Other analysts believe Syria is slipping towards a civil war whose sectarian dimensions could inflame the wider region. But Assad's downfall is far from imminent. The unrelenting assaults on opposition strongholds show his resolve to crush his foes and resist reforms other than on his own terms, they say.
In Homs, government troops concentrated their fire on Baba Amro in the south and al-Waer in the west, which borders the Military College, a main assembly point for tanks and government troops, opposition campaigners said.
Activist Hassan said al-Waer, scene of large pro-democracy demonstrations for months, had come under attack in the last several days from pro-Assad militia known as shabbiha.

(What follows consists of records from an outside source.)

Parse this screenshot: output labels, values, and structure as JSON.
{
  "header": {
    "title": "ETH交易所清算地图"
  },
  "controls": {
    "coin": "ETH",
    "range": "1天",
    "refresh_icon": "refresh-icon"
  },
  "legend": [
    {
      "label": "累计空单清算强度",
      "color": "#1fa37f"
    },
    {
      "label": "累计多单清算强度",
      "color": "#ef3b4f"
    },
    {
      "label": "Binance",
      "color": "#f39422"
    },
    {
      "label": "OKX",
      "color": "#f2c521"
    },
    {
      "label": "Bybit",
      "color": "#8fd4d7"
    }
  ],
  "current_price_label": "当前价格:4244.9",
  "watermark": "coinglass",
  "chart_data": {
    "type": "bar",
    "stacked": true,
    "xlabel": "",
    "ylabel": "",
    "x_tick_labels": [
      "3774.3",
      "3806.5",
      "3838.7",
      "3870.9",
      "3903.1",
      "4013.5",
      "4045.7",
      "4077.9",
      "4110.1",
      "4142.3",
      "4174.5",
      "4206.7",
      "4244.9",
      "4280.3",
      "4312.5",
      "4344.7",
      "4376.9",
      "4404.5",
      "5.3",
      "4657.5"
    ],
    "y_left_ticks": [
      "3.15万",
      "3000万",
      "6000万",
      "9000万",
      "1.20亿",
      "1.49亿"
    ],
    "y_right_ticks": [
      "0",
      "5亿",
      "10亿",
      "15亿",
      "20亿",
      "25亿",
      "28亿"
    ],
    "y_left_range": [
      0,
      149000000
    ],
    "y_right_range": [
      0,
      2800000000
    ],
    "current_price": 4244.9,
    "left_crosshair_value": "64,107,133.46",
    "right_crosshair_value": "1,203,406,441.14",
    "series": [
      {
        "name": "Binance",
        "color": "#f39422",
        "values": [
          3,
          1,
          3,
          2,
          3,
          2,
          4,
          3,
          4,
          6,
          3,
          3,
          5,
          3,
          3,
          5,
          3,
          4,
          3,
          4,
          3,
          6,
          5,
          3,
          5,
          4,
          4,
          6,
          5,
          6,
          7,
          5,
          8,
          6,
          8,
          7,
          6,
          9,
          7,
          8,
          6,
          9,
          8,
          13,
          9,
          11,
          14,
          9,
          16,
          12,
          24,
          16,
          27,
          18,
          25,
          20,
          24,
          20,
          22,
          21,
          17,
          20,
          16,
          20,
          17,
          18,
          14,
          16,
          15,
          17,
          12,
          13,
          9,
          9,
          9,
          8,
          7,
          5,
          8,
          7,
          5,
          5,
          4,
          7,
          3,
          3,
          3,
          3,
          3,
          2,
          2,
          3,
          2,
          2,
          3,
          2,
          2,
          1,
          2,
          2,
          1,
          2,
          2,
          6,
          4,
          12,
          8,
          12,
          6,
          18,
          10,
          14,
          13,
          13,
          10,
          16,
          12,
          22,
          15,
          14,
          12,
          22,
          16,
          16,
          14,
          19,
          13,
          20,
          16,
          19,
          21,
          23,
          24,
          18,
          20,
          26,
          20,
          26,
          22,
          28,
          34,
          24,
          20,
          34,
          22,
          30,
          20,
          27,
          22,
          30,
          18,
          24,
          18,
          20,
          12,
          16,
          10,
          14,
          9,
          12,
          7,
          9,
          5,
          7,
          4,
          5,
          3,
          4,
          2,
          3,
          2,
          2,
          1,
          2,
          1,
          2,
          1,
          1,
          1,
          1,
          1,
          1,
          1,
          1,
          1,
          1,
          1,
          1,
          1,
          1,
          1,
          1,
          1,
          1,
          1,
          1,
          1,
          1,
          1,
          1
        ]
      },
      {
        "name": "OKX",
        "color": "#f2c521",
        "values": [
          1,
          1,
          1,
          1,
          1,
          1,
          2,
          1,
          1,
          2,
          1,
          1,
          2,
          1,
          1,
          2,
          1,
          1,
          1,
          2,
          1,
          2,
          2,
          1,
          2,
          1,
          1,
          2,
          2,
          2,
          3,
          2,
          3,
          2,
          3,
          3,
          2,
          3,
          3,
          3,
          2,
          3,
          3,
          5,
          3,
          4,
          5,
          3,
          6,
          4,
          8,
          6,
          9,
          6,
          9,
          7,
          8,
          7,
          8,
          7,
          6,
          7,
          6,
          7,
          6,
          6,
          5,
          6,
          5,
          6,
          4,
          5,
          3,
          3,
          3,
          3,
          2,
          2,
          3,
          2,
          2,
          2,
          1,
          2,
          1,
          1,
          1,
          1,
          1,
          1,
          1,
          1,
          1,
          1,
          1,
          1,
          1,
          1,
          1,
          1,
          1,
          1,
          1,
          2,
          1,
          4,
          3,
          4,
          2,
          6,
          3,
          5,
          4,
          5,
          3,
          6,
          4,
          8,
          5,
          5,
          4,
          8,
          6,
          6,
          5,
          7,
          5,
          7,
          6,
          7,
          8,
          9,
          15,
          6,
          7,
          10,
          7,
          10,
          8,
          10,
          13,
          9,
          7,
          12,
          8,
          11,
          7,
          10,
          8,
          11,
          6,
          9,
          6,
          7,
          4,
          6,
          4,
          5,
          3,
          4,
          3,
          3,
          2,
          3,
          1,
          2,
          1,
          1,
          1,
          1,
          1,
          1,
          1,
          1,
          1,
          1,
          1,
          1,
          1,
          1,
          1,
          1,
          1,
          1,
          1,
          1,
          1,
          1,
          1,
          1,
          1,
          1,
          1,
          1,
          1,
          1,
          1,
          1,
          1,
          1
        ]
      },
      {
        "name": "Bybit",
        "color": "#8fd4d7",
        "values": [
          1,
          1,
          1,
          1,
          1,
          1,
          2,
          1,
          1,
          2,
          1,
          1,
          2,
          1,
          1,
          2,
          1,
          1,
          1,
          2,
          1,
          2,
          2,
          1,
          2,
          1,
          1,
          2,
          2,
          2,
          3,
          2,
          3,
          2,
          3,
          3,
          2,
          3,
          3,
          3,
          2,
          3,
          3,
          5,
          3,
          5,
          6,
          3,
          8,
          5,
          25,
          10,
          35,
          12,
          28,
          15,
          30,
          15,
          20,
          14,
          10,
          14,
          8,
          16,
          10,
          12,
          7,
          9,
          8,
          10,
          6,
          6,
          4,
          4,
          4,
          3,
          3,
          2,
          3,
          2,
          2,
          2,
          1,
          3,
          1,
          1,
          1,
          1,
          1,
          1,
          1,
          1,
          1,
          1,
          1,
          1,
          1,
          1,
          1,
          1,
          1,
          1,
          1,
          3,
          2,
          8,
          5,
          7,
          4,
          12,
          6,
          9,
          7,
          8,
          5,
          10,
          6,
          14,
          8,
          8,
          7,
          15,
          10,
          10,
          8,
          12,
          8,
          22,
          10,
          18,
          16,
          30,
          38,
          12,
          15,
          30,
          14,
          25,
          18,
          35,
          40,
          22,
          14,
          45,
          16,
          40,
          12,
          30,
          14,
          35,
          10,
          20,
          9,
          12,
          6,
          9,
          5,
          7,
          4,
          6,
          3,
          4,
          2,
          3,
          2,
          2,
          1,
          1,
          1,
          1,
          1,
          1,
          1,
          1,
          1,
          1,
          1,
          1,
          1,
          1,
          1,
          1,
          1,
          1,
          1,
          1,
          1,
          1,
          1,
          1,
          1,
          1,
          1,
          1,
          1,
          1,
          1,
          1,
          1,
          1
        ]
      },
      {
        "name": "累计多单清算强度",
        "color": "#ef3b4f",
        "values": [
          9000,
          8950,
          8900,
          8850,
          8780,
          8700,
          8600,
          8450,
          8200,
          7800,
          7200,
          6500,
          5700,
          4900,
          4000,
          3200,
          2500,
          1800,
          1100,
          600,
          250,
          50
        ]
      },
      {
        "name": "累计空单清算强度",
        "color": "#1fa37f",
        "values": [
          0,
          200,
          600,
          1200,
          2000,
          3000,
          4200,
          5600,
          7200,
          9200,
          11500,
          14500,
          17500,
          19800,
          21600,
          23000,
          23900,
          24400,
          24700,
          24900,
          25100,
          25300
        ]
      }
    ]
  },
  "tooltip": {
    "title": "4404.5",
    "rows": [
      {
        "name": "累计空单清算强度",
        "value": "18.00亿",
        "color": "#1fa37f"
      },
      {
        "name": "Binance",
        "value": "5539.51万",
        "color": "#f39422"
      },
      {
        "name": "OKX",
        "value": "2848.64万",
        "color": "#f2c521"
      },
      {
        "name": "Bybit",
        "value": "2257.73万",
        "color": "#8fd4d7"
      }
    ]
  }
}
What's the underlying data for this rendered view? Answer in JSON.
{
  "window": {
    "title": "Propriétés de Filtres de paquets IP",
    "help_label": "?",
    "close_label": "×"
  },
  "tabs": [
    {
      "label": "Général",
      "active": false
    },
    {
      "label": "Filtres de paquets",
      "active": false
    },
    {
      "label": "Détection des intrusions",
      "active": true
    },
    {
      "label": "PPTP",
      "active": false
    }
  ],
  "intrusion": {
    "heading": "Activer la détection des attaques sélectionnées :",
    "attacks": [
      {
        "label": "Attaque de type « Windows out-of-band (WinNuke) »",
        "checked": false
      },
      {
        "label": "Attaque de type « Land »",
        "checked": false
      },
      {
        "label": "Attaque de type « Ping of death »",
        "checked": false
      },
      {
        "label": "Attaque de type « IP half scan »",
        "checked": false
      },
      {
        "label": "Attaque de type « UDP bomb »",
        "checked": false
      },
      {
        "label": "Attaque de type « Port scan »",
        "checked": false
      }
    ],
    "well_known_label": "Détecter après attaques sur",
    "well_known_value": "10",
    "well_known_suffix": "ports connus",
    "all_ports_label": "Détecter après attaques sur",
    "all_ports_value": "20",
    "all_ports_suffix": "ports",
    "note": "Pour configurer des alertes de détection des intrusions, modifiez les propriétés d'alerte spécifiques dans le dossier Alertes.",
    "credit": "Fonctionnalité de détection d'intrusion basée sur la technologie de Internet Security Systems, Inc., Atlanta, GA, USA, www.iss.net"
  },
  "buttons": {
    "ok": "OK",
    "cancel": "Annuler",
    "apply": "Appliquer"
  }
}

"We heard that the Free Syrian Army has started responding by attacking roadblocks being manned by shabbiha. Communications with al-Waer have been cut off and the sound of shelling can be now heard," Hassan said.
The Free Syrian Army, led by military defectors, has taken the central role in armed opposition to the government. Accounts of action on the ground are difficult to verify because Syria restricts access by journalists.
On Sunday armour-backed troops raided the al-Inshaat district of Homs. Tanks ran over civilian cars and troops ransacked houses and burned furniture in the streets as collective punishment, the Coalition of Free Homs said.
The Syrian Observatory for Human Rights said shelling had also started up again on the city of Rastan in Homs province.
Government forces had made failed attempts to storm Rastan at dawn from its southern entrance. Rebels destroyed an armoured vehicle and killed three soldiers, the Observatory said.
In the city of Hama, 50 km (30 miles) north of Homs, government forces backed by tanks and armoured vehicles killed at least one man when they raided neighbourhoods on Sunday near the countryside where the Free Syrian Army has been active.
"It is the third day of such incursions. They fire heavy machineguns and anti-aircraft guns at random, then they go in and raid houses and arrest dozens of people," activist Fady al-Jaber said from Hama.
A Damascus-based spokesman for the International Committee of the Red Cross said people living in areas hit by the conflict were now struggling to find even basic foodstuffs.